Una riflessione tecnica su quanto annunciato dal ministro Valditara la effettua anche Claudio Cecchella, avvocato e ordinario di Diritto processuale civile nell’Università di Pisa. «L’iniziativa – dice il professor Cecchella -, se assunta in sede amministrativa, incontra lo sbarramento dell’articolo 2697 del Codice civile, sull’onere della prova, il quale sancisce il principio secondo il quale l’attore che pretende un diritto deve provarne i fatti costitutivi: chi pretende il risarcimento del danno per fatto illecito altrui deve dimostrare tutti gli elementi della fattispecie che dà origine al danno e la loro riferibilità al soggetto nei cui confronti si pretende il risarcimento. Se, invece, l’iniziativa è assunta a livello legislativo, il tema coinvolgerebbe addirittura l’incostituzionalità della soluzione, poiché solo lo Stato, nella specie il Ministero, potrebbe giovarsi di un rovesciamento dell’onere della prova, in evidente disparità di trattamento con tutti gli altri soggetti vittime di danni per fatti illeciti altrui, con conseguente violazione dell’articolo 3 della Costituzione sul principio di eguaglianza. Infine, osservo che la prova negativa è prova diabolica, normalmente la dimostrazione dell’onere della prova viene posta a carico del soggetto che deve provare in positivo un fatto e non in negativo, come si vorrebbe».

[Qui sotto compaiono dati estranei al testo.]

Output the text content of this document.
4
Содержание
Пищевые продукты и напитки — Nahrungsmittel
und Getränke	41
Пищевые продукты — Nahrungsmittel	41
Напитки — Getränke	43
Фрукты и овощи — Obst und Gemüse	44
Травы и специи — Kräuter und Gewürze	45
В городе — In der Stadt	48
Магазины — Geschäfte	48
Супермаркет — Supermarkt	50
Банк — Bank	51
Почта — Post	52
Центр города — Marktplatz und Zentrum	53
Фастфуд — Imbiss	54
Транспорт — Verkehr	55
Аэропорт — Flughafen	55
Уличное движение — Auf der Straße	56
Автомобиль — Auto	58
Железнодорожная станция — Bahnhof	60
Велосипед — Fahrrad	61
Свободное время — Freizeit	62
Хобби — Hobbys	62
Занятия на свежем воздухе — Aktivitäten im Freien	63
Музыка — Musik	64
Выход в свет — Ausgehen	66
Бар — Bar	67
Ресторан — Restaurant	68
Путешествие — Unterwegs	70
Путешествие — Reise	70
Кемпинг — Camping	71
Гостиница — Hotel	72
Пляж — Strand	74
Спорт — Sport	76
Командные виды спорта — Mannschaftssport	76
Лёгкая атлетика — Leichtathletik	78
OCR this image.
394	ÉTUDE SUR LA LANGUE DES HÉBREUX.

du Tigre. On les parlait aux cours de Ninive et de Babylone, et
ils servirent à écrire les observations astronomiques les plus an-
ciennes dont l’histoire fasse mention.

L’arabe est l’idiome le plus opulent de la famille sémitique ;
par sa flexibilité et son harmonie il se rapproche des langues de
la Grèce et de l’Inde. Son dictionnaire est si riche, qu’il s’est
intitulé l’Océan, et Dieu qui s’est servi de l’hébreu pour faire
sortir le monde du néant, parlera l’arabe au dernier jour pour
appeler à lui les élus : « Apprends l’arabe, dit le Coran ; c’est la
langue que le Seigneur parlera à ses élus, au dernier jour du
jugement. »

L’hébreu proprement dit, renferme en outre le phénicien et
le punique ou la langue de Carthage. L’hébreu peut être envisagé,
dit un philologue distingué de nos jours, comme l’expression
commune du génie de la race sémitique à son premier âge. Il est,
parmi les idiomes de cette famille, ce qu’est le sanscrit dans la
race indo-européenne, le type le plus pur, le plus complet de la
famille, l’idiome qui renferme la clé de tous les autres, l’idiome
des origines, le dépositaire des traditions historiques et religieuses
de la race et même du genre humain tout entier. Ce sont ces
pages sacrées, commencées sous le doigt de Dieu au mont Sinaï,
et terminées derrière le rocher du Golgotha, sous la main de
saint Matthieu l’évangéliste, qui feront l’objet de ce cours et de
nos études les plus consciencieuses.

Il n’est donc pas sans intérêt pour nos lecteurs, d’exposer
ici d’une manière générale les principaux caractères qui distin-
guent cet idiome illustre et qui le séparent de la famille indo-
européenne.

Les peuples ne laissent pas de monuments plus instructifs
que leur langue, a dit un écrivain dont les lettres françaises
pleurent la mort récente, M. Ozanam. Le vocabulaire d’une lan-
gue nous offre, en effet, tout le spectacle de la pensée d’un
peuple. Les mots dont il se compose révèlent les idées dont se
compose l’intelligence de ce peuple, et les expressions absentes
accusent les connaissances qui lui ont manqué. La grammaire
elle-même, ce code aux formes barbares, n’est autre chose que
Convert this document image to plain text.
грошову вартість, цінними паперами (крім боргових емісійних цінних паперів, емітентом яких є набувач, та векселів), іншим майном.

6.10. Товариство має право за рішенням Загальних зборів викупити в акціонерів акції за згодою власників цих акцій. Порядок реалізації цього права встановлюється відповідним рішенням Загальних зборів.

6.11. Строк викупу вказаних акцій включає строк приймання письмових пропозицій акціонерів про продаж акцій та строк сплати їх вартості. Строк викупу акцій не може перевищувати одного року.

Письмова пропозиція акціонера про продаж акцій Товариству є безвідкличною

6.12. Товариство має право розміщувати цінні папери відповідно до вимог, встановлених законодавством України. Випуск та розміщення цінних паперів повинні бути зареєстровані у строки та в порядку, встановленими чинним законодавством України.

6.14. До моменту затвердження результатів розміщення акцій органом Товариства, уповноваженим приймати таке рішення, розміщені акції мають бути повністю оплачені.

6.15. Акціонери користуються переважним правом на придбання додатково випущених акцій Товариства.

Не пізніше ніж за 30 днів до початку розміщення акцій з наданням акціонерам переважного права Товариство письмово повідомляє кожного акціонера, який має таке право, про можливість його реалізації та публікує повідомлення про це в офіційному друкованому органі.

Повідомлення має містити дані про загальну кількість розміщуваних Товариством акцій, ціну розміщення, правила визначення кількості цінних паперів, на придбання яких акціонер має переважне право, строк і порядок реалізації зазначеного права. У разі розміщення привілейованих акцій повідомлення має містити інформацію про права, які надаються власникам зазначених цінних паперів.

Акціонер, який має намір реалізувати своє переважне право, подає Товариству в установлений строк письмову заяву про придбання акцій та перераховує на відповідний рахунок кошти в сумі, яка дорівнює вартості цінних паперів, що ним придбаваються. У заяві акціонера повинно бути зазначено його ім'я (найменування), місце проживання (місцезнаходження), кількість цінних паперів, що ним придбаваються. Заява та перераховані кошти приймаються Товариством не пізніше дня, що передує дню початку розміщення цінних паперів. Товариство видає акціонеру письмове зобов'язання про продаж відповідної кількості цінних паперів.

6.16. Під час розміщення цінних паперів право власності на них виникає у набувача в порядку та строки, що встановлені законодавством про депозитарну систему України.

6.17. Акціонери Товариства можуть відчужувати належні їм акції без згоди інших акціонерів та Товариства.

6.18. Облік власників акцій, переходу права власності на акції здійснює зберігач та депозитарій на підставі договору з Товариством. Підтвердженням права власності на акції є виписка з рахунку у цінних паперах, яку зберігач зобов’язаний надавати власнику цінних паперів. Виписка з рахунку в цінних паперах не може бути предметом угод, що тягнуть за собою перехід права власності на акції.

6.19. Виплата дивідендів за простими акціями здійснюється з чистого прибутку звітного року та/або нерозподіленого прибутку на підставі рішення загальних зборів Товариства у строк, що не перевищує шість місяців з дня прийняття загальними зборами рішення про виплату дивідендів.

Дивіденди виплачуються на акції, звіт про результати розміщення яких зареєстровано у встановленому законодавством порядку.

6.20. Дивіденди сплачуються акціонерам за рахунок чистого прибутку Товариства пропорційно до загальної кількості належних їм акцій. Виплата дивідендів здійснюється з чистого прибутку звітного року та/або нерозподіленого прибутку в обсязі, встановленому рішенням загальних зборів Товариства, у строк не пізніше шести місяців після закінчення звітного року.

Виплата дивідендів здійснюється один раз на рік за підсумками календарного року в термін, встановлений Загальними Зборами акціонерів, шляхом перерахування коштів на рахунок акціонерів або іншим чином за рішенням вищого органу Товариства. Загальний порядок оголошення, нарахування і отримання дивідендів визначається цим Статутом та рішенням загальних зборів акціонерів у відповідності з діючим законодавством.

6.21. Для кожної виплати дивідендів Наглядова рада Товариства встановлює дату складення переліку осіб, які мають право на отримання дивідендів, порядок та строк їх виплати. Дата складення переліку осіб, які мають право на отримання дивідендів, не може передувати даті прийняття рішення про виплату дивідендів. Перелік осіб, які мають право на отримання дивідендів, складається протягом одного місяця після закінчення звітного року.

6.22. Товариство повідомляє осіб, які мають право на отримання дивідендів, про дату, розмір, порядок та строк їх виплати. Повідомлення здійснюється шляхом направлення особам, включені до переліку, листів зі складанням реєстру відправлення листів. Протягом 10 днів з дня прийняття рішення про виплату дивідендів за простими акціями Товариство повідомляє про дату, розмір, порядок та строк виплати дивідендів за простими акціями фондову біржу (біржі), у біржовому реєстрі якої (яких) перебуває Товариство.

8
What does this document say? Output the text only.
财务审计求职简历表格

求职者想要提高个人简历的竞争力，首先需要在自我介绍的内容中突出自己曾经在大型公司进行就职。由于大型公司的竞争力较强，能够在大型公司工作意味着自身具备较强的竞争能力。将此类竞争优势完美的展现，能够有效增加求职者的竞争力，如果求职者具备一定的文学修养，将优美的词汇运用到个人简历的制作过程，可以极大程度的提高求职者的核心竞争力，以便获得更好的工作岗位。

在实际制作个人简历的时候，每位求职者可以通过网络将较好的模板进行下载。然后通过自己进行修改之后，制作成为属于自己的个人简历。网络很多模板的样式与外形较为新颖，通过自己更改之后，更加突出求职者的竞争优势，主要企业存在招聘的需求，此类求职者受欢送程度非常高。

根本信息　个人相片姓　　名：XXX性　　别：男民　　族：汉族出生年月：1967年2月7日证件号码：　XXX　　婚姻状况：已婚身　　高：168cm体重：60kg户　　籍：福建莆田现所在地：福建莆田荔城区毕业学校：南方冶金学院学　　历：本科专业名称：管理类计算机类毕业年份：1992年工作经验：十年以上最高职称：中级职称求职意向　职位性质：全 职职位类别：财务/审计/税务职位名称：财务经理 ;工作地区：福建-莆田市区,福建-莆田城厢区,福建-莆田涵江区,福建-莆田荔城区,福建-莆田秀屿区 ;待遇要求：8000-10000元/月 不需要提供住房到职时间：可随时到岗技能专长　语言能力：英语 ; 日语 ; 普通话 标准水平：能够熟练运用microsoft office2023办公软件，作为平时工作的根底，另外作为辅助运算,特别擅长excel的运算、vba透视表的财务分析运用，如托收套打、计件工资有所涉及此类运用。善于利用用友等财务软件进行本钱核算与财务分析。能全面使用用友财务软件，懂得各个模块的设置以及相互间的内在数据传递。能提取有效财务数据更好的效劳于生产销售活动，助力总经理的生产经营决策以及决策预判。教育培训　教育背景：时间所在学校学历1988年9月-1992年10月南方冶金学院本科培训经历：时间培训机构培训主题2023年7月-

È molto critica l’onorevole Michela Di Biase, capogruppo del Pd in commissione bicamerale Infanzia e Adolescenza e componente della commissione Giustizia: «Ogni volta che il ministro dell’Istruzione interviene lo fa per parlare di nuovi reati e di irrigidimento delle sanzioni verso gli studenti, aspetti che in realtà non sono il centro dei programmi ministeriali. L’ultima in ordine di tempo è l’uscita sulle occupazioni degli istituti superiori. Proviamo a seguire il filo di queste affermazioni e fare chiarezza. Esistono già le leggi che consentono di perseguire chiunque si renda responsabile di atti vandalici o di danneggiamenti nelle scuole. Il delirio panpenalista degli esponenti del governo Meloni però non sembra accontentarsi, con il ministro che si è spinto ad affermare che chi occupa una scuola dovrebbe essere bocciato. Non soddisfatto, Valditara ha anche annunciato una proposta di legge che ribalta il diritto penale, trasformando la presunzione di innocenza in presunzione di colpevolezza nei casi di occupazione. Sono affermazioni sbagliate perché ribaltano i valori su si fonda la scuola italiana, mettendo in primo piano la punizione a discapito dell’educazione. Una direzione repressiva che abbiamo già fatto notare in queste settimane a proposito della proposta di riforma del sistema di valutazione, che prevede inasprimenti delle sanzioni ed uno sbilanciamento verso la condotta a discapito dello studio. L’approccio punitivo ha dimostrato di non funzionare nel sistema penale, perché applicarlo addirittura alla scuola? Il rischio che abbiamo davanti agli occhi è che di questo passo si trasformeranno le scuole italiane in luoghi di ansia e di pena per gli studenti».